А беленькая Шура поняла эти просьбы по-своему. Она думала, что Алеша знает, где находится Катя. «Счастливая Катя! Как он ее любит!» Шура готова была помочь юноше, но Алеша Катиного имени больше не поминал, он только всматривался в каждого человека в белом халате, ожидая, что вот-вот придет Катя Белоус. Тогда беленькая Шура подумала: «А вдруг я ошиблась? Он даже не знает Катю! Получил ее карточку в посылке — и все!..» Беленькая Шура прихорашивалась и все ждала, когда же заговорит с ней ласково Алеша…
Однажды, когда врач разрешил Алеше встать с постели, беленькая Шура принесла костыли. Алеша отбросил их:
— Я не инвалид.
Он осторожно опустил ноги на пол, надел шлепанцы, уцепился за спинку койки, встал, шагнул, едва не заплакав, обнял бревенчатую подпору подземелья и бессильно обвис на ней.
Шура и раненые на других койках улыбались.
— Глупый, возьми костыль…
Алеша упрямился. С трудом вернувшись к постели, он молча лег.
Шура сжалилась и принесла ему толстую суковатую палку.
Алеша, опираясь на палку, робко заковылял по палате. А потом осмелел и уже не стеснялся заглядывать в соседние отделения.
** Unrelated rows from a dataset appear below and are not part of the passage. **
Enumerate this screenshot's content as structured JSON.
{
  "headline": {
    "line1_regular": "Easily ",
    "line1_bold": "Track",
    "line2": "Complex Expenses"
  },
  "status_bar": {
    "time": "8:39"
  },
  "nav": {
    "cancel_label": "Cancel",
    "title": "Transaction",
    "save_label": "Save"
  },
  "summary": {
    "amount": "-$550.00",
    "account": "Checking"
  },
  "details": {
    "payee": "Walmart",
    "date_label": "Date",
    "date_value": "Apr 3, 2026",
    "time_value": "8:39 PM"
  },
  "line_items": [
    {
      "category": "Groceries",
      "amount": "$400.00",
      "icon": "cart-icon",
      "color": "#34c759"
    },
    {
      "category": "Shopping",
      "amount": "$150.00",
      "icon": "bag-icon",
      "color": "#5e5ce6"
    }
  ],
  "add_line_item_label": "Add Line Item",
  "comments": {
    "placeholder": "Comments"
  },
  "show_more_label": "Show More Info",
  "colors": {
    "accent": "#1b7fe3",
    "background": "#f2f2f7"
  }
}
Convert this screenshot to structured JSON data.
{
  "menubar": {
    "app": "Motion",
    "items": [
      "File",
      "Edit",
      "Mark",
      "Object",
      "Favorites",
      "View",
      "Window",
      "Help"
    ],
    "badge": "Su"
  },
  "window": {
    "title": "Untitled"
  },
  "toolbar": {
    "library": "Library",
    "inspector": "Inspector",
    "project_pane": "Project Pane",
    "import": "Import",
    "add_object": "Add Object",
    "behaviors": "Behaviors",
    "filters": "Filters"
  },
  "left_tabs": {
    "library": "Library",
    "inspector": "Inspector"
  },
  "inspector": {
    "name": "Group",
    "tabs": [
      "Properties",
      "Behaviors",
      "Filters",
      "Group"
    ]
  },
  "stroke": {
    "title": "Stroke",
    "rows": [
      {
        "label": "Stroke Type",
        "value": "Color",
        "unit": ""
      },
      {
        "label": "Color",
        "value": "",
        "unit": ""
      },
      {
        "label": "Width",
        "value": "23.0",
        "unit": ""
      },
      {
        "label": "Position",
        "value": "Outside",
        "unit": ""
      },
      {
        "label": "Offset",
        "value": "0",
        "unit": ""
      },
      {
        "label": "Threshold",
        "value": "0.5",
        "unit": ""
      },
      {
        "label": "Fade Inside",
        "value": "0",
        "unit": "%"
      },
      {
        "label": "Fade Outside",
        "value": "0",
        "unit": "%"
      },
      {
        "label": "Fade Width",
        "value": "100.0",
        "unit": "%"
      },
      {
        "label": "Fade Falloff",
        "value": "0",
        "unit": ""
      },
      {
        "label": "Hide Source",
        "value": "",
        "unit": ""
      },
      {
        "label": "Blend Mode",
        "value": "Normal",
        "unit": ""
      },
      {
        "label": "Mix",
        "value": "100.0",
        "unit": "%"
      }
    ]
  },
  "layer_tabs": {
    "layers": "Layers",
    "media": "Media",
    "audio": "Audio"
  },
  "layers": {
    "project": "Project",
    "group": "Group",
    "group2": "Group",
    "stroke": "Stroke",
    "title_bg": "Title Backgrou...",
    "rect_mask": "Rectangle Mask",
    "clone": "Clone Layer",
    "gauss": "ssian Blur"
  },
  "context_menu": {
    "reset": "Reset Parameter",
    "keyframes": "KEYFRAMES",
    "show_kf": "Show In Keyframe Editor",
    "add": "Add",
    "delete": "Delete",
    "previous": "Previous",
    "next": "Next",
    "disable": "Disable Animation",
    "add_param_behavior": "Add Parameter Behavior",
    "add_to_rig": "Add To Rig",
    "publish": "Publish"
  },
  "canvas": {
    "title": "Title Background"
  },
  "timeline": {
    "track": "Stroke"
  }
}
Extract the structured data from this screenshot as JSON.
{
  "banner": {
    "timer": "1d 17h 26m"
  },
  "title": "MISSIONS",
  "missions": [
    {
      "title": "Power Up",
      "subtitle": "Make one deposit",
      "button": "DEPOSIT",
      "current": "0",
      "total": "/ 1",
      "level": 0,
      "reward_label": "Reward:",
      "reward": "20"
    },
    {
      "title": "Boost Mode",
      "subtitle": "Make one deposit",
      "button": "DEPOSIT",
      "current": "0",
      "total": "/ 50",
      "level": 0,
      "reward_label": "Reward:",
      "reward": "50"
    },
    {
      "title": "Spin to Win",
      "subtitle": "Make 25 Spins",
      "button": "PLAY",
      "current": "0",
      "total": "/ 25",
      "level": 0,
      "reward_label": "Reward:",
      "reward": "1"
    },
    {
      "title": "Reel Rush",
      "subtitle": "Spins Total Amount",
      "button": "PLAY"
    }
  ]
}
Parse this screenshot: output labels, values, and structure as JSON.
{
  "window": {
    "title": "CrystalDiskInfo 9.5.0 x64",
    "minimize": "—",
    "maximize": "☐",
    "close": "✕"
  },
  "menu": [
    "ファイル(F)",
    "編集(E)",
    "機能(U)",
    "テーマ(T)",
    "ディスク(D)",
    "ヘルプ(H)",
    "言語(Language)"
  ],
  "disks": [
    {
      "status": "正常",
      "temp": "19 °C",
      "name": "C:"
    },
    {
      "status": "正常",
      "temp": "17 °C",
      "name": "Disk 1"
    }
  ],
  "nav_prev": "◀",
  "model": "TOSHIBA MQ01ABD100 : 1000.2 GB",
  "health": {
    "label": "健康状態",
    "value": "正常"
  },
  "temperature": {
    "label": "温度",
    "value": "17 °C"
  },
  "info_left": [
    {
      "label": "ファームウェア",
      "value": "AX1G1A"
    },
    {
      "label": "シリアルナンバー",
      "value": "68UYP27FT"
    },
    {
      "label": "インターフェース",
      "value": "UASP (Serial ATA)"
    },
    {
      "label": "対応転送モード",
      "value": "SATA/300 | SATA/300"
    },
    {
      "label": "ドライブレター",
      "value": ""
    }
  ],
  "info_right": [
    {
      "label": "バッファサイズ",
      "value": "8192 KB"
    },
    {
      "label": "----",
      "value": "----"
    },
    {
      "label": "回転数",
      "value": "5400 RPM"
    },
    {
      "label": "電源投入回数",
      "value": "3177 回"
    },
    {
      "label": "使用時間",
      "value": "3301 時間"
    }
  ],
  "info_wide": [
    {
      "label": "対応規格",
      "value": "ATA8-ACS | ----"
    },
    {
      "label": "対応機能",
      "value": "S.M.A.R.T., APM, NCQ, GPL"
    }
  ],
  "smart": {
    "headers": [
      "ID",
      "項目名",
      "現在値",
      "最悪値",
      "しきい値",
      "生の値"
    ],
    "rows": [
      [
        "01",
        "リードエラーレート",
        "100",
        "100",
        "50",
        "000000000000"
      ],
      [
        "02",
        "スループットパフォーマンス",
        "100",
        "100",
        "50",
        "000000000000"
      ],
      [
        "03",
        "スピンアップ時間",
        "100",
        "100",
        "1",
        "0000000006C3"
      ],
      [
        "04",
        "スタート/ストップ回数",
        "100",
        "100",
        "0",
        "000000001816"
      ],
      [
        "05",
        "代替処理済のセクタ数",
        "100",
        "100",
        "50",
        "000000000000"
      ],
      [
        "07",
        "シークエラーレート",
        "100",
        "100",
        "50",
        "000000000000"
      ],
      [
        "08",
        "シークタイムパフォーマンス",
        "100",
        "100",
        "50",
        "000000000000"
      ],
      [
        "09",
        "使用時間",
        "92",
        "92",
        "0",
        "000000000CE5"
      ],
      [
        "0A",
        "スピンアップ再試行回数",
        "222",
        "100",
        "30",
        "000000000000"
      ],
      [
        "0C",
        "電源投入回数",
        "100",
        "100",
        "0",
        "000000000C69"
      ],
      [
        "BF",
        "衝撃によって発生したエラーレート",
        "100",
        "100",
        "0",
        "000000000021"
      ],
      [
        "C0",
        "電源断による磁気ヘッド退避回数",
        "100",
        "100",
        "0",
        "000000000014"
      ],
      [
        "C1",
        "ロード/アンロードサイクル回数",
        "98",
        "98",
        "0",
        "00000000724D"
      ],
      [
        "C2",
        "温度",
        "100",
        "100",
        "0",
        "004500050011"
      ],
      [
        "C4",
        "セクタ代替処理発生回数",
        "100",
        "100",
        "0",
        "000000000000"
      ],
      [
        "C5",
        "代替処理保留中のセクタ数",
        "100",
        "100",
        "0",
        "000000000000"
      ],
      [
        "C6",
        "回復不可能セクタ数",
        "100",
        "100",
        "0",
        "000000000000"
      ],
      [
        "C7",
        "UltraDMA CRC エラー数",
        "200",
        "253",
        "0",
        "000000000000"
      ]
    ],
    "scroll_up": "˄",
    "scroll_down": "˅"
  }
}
Он ходил от койки к койке, разыскивая знакомых.
Политрука Гончарова уже отправили в Кронштадт, а остальные выписались. Раненые поступали теперь больше всего издалека — вывезенные мотоботами, шхунами и «охотниками» с Даго и острова с трудно произносимым, но романтическим именем: Осмуссаар.
На Гангуте редко встречались запасники, пожилые бойцы. Алеша до этого находился среди кадровых матросов и солдат. С Даго пришли солдаты постарше, которые пережили горечь отступления. Эти люди не могли, а вернее — не хотели шутить. Они ругали море, штормы, перенесенные на мотоботах, подземелье и тех, кто выдумал это подземелье, кто лишил их солнца и дневного света, — ругали все, словно этим можно было облегчить боль, уврачевать глубокие раны души. Алешу они расспрашивали об отце и матери, потому что у каждого далеко отсюда осталась семья, и личная горечь, тоска, беспокойство — все это сливалось в их душах с большим горем родины.